Subject: Re: Planning the Dissertron
From: npdoty@ischool.berkeley.edu
Date: To: Sebastian Benthall Cc: Mohit Gupta, Brooks Paige Bcc: https://bcc.npdoty.name/

Hi Seb,

(CCing Mohit and Brooks, with whom I've been having these conversations in San Francisco cafes.)

Thanks for getting this conversation started, formally, with your blog post. I appreciate both the prompt to think about my own tooling for paper-writing and dissertation-writing (which I hope to be a single process) and the requirements/resources dump you provided. I'm afraid I too missed the Scholarly Markdown workshop (reading about the NSA and recovering from PLSC made me oversleep), but instead spent the weekend reading up on the relevant tools.

And I'm also shocked, on reading through the resources you mention and following a few (dozen) links on my own, to find that this problem is much closer to solved than I would have guessed. Zotero, Mendeley, Dropbox, BibTeX for gathering references and papers and exporting them for reading and review on devices; then Markdown, Pandoc and [pdf]LaTeX for writing and rendering papers; and GitHub, Hyde and gh-pages for version-tracking, hosting and presenting.

Mohit and I just finished a workshop paper a week ago. As is our wont, we started writing text, in Markdown, version controlled and hosted in GitHub. To fit the paper template, we had to switch over to LaTeX at some point (we clearly did not even consider using the .doc template). It's a simple enough process, and I'm familiar with LaTeX from teaching it to myself one weekend in college in order to write up a physics lab report with the equations nicely formatted, so I did the conversion manually.

The conversion process, while not long, was slow enough that I only did it a couple times, and eventually had to stop accepting changes from Mohit in Markdown. And the biggest issue I noted was around citations -- Mohit and I hadn't natively used \cite{} syntax, of course, or had any stable convention on how to refer to cited works. But I was pretty excited when I realized that Mendeley, in addition to having a nice feature for synchronizing out to a BibTeX file, has a handy shortcut (Command-K) for copying the Citation Key in LaTeX format. And I hadn't realized it at the time, but Scholarly Markdown and Pandoc both suggest the use of these citation keys, with the convention of prepending an @. Thanks to citeproc-hs, we could write in Markdown with occasional references to @Whitten1999 and with a script running Pandoc and a library.bib and appropriate CSL (another standard, who knew!), render out to HTML while writing/reading and eventually to PDF through a conference-specific LaTeX template.

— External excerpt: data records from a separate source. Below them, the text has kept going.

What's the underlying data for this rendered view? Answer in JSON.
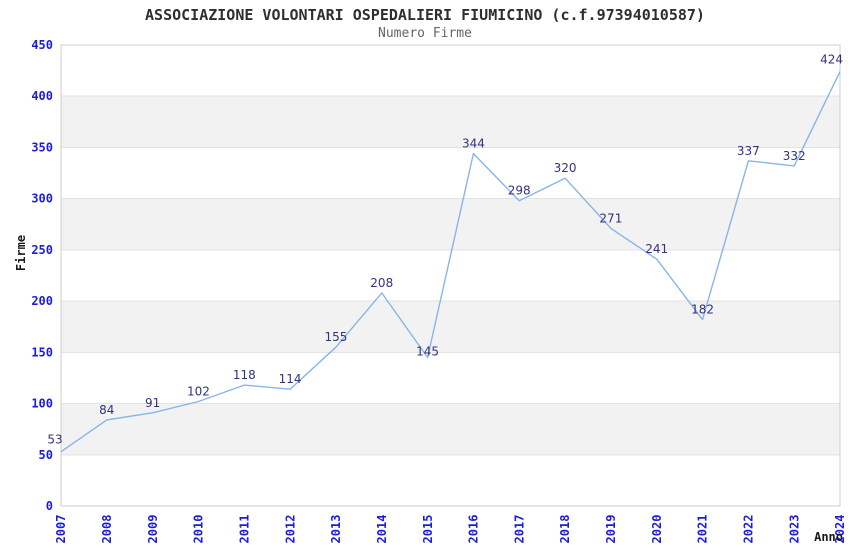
{
  "chart_data": {
    "type": "line",
    "title": "ASSOCIAZIONE VOLONTARI OSPEDALIERI FIUMICINO (c.f.97394010587)",
    "subtitle": "Numero Firme",
    "x": [
      "2007",
      "2008",
      "2009",
      "2010",
      "2011",
      "2012",
      "2013",
      "2014",
      "2015",
      "2016",
      "2017",
      "2018",
      "2019",
      "2020",
      "2021",
      "2022",
      "2023",
      "2024"
    ],
    "values": [
      53,
      84,
      91,
      102,
      118,
      114,
      155,
      208,
      145,
      344,
      298,
      320,
      271,
      241,
      182,
      337,
      332,
      424
    ],
    "xlabel": "Anno",
    "ylabel": "Firme",
    "ylim": [
      0,
      450
    ],
    "ytick_step": 50,
    "yticks": [
      0,
      50,
      100,
      150,
      200,
      250,
      300,
      350,
      400,
      450
    ],
    "grid": true,
    "alternating_bands": true,
    "legend": null,
    "point_labels_shown": true,
    "colors": {
      "line": "#88b5e8",
      "tick_label": "#1c1cdd",
      "data_label": "#33337a",
      "band": "#f2f2f2",
      "gridline": "#e3e3e3",
      "plot_border": "#cccccc",
      "title": "#2f2f2f",
      "subtitle": "#666666",
      "axis_title": "#1a1a1a",
      "background": "#ffffff"
    }
  }
}
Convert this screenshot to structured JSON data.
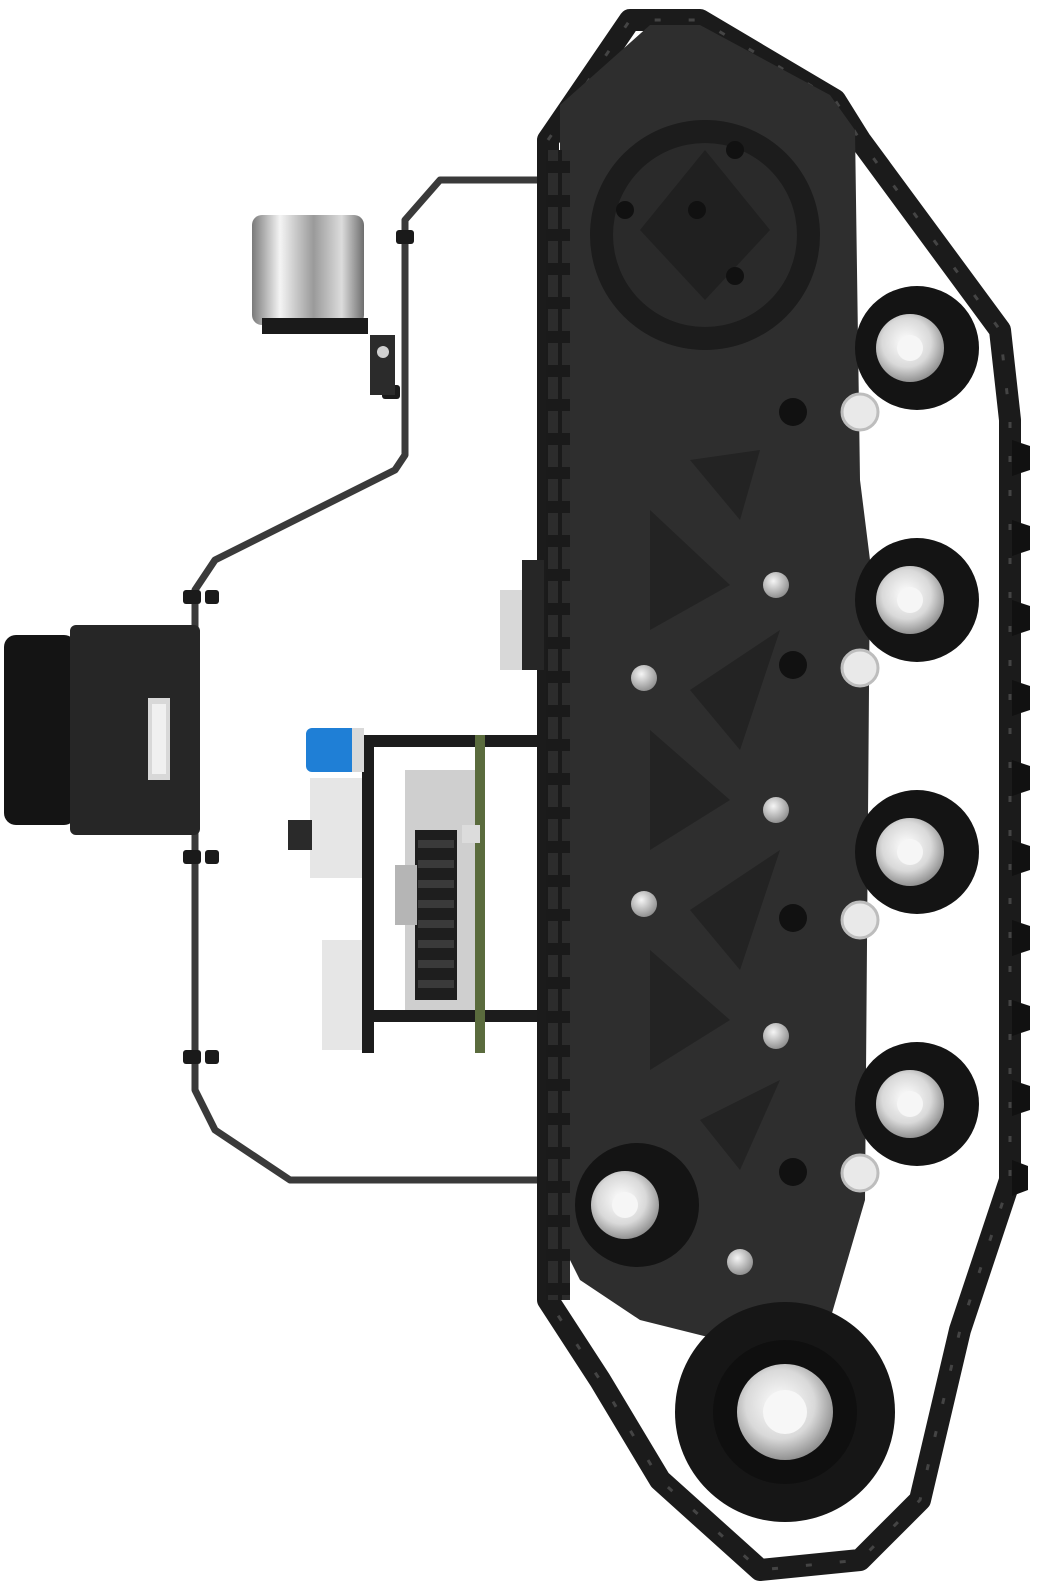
{
  "image": {
    "subject": "tracked-robot-chassis-side-view",
    "colors": {
      "background": "#ffffff",
      "frame": "#2b2b2b",
      "track": "#1e1e1e",
      "wheel_dark": "#141414",
      "hub_light": "#e8e8e8",
      "board_green": "#5a6b3d",
      "connector_blue": "#1f7fd6",
      "lidar_silver": "#b8b8b8"
    }
  }
}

While Jekyll is tempting, I agree that we academics seem to be tending more towards Python than Ruby; fortunately, there's Hyde. Mohit and I are rendering static pages for Privacy Patterns (hey, that's what the workshop paper I just mentioned is about) by writing in Markdown in a GitHub Wiki and then running scripts around Hyde to generate template-based static HTML, which is what you see at http://privacypatterns.org. With post-commit hooks written in some combination of Pandoc and Hyde, I'm confident that without writing any entirely new libraries of code, we can automatically publish our academic writing in progress just by typing `git push dissertation master`. Ah, I look forward to that.

—Nick

P.S. Yes, this doesn't answer any of your requirements about integrating academic review and commenting into this online academic work, which hasn't been as much a priority for me, but rather clearly should be. Maybe something will come of open standards for Web annotation. Or does Github's functionality for inline commenting for code review work for us?

P.P.S. You want to know the biggest open problem I have right now? Usable diffs of changes to plain text documents. I'm confident this should really be a trivial problem, but as it is right now I can't easily see what the changes are within a single line of text in a Markdown document. In working with computer scientists in the past, this has led to awkward solutions like hard-wrapping paragraphs at 78 characters (so that line-by-line differences are closer to usable). Nice diffs for reviewing changes is essentially what will stop me from getting Deirdre and other lawyers on board with this being our collaborative writing process.

P.P.P.S. Okay, and I have a handful of other open questions too. Does this work for collaborative writing or just for an individual dissertation? Do we make these repositories public or private during the writing process? Is a dissertation one giant repository, or do we set up repos for each project, paper or deliverable and then a "dissertation" is a set of configuration files which compile these repos into a nicely readable Web site with its own domain name?